The report, Mission Innovation – Long Duration Energy Storage, breaks down the viability of deploying long-duration energy storage (LDES) systems in a number of countries, and across a number of technologies, awarding countries scores out of ten to rank the supportiveness of the current political and economic environment for new LDES deployments.
In general terms, the report finds that countries with a number of LDES deployments are more attractive destinations, as these older projects demonstrate the business case for new deployment in the country, and that countries with supportive policy frameworks for LDES are among the most attractive.
The UK scores well in both metrics, with the report referencing the Net Zero Innovation Portfolio, a source of funding for low carbon technologies and systems, as a particularly supportive programme. The initiative is a £1 billion investment that has already supported investments in AI in the renewables sector and space-based solar power, and in 2023 granted £30 million for LDES projects in particular.
Supportive policies driving LDES deployment
Several other countries received full marks for their policy support for PHS, including Australia, Germany and the US. The German policy landscape is very similar to that of the UK, with both countries offering grid fee exemptions, carbon pricing schemes and revenue stacking opportunities for LDES projects, incentivising new investments into the sector.
However, the Australian market is more varied, with a number of financially supportive mechanisms for new storage projects. These include seed funding for large-scale storage projects delivered through the Clean Energy Finance Corporation (CEFC) and the Australian Renewable Energy Agency (ARENA), and loans available for the installation of residential solar PV and energy storage systems, which is less relevant for PHS in particular, but demonstrates the widespread government support for energy storage across the Australian energy sectors.
The report also notes that the Australian National Electricity Market, which operates in the east and south-east of the country, has set a “resource adequacy target”, to maintain a reliable supply of electricity from clean energy sources. While the UK’s National Energy System Operator (NESO) has published “a few resource adequacy studies” according to the report, these are less legally binding, and thus influential, than a legal target.
Further investments in supportive policies, particularly from the financial side, could help bolster the UK’s $69 million investment already made into its Longer Duration Energy Storage Demonstration (LODES) programme, which was named as a supportive policy in particular by the Energy Systems Catapult report. The government has set a target of 20GW of LDES deployments, which would be a significant increase from the 2.8GW of capacity currently in operation, all of which is in the PHS sector.

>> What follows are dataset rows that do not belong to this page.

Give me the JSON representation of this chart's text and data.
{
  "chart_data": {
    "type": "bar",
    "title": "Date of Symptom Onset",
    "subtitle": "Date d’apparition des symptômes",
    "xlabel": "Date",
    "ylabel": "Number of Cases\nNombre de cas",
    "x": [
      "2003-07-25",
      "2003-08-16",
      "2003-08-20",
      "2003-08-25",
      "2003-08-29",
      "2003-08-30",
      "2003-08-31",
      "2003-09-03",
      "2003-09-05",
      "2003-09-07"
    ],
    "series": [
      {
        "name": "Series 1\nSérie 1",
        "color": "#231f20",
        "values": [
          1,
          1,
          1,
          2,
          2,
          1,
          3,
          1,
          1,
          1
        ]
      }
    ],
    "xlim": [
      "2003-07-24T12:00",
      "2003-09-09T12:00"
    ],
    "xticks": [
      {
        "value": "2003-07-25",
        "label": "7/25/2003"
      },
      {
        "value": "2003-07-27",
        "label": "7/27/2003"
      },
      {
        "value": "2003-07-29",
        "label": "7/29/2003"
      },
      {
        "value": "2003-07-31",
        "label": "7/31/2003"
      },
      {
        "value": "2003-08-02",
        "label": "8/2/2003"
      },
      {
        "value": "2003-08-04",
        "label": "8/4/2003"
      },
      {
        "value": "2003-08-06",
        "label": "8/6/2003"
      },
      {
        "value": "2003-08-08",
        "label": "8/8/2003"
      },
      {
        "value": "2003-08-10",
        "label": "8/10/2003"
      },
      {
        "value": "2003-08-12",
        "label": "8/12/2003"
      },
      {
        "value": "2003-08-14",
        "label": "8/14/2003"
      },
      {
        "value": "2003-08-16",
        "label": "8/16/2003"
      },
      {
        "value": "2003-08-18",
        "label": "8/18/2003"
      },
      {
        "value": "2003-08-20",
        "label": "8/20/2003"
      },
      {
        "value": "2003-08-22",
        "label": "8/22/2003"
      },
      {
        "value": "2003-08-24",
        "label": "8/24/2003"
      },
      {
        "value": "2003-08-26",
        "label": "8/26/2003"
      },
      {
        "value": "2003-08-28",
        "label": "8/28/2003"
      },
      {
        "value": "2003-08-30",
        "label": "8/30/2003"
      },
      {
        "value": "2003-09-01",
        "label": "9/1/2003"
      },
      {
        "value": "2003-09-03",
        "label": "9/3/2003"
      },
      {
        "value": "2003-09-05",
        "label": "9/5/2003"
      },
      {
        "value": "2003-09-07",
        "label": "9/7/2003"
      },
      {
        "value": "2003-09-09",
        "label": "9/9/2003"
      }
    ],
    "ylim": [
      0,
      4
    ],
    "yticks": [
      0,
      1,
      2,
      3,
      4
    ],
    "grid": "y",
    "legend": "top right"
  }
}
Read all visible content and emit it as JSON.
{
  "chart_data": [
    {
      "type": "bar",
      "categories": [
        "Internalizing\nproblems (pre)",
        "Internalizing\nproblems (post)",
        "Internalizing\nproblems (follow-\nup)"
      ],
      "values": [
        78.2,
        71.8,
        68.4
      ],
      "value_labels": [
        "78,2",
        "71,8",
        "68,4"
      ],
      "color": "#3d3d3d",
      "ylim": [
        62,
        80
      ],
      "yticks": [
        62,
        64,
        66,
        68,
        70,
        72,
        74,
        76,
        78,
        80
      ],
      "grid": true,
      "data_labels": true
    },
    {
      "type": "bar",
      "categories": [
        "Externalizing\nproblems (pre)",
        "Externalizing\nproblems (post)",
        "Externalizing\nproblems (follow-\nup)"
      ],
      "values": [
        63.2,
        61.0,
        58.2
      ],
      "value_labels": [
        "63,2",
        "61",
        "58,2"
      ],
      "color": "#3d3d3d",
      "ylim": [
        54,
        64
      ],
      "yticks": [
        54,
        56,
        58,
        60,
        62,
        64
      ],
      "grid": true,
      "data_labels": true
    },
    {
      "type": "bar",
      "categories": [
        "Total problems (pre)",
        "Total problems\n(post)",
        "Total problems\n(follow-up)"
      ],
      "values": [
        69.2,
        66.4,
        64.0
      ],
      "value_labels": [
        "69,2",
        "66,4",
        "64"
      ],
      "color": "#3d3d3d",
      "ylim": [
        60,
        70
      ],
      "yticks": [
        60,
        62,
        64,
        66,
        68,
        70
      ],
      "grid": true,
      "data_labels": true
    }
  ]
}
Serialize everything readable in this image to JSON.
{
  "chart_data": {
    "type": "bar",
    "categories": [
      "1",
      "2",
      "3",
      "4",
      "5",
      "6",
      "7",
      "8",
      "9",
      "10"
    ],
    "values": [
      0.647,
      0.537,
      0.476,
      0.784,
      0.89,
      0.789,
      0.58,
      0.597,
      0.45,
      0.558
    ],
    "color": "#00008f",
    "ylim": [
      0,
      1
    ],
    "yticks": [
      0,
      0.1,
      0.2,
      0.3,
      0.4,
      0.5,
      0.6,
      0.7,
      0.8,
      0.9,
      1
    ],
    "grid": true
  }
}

Strengths and opportunities for other technologies
In addition to its work in the PHS sector, the UK is also a leader in other LDES technologies, notably high-density PHS. The UK received a score of eight for its work in this regard, with no other country scoring higher, and the average among all countries profiled just five. Australia, Germany and the US, which scored equally to the UK on PHS attractiveness, scored seven, four and four, respectively, for high-density PHS.
Part of this stems from the UK’s investment in the technology; last year, RheEnergise completed work at the Cornwood research and development high-density PHS in Devon, a combined research facility and demonstration plant that received over £140,000 in government funding through the LODES scheme.
While the UK’s scores were generally high across the 16 technologies profiled—receiving an average score of 6.6 across all of them—there was one notable exception, below water compressed air energy storage (CAES), for which the UK scored its lowest mark, one. The report notes that the UK’s geography is “not suitable” for the technology, so this is something of an outlier; Germany and Denmark also received a score of one for the technology.
However, there are some technologies in which the UK could improve its performance, not being hampered by geographical limitations as the country is for CAES. One example is that of Carnot batteries—power-to-heat-to-power batteries—for which the UK scored a five, with just one project in the pipeline, a demonstration project delivered through the University of Birmingham that is part of an EU €4 million investment into the technology
France, meanwhile, received the highest score for the technology—an eight—as there is already a Carnot battery demonstration plant in operation in the country.
Advancing the technological maturity of technologies such as Carnot batteries will be essential if the UK is to build a more attractive investment landscape for LDES technologies that are presently thought of as early-stage in the UK. Fortunately, the growth of LDES technologies around the world could help break down some of these barriers to more widespread implementation.
“LDES technologies are gaining traction globally, with some countries already implementing targeted market mechanisms and others showing strong potential for future deployment,” said Dr Rosie Madge, systems engineer at Energy Systems Catapult. “Our analysis highlights that suitable markets and supportive policy frameworks are key to unlocking opportunities for LDES.”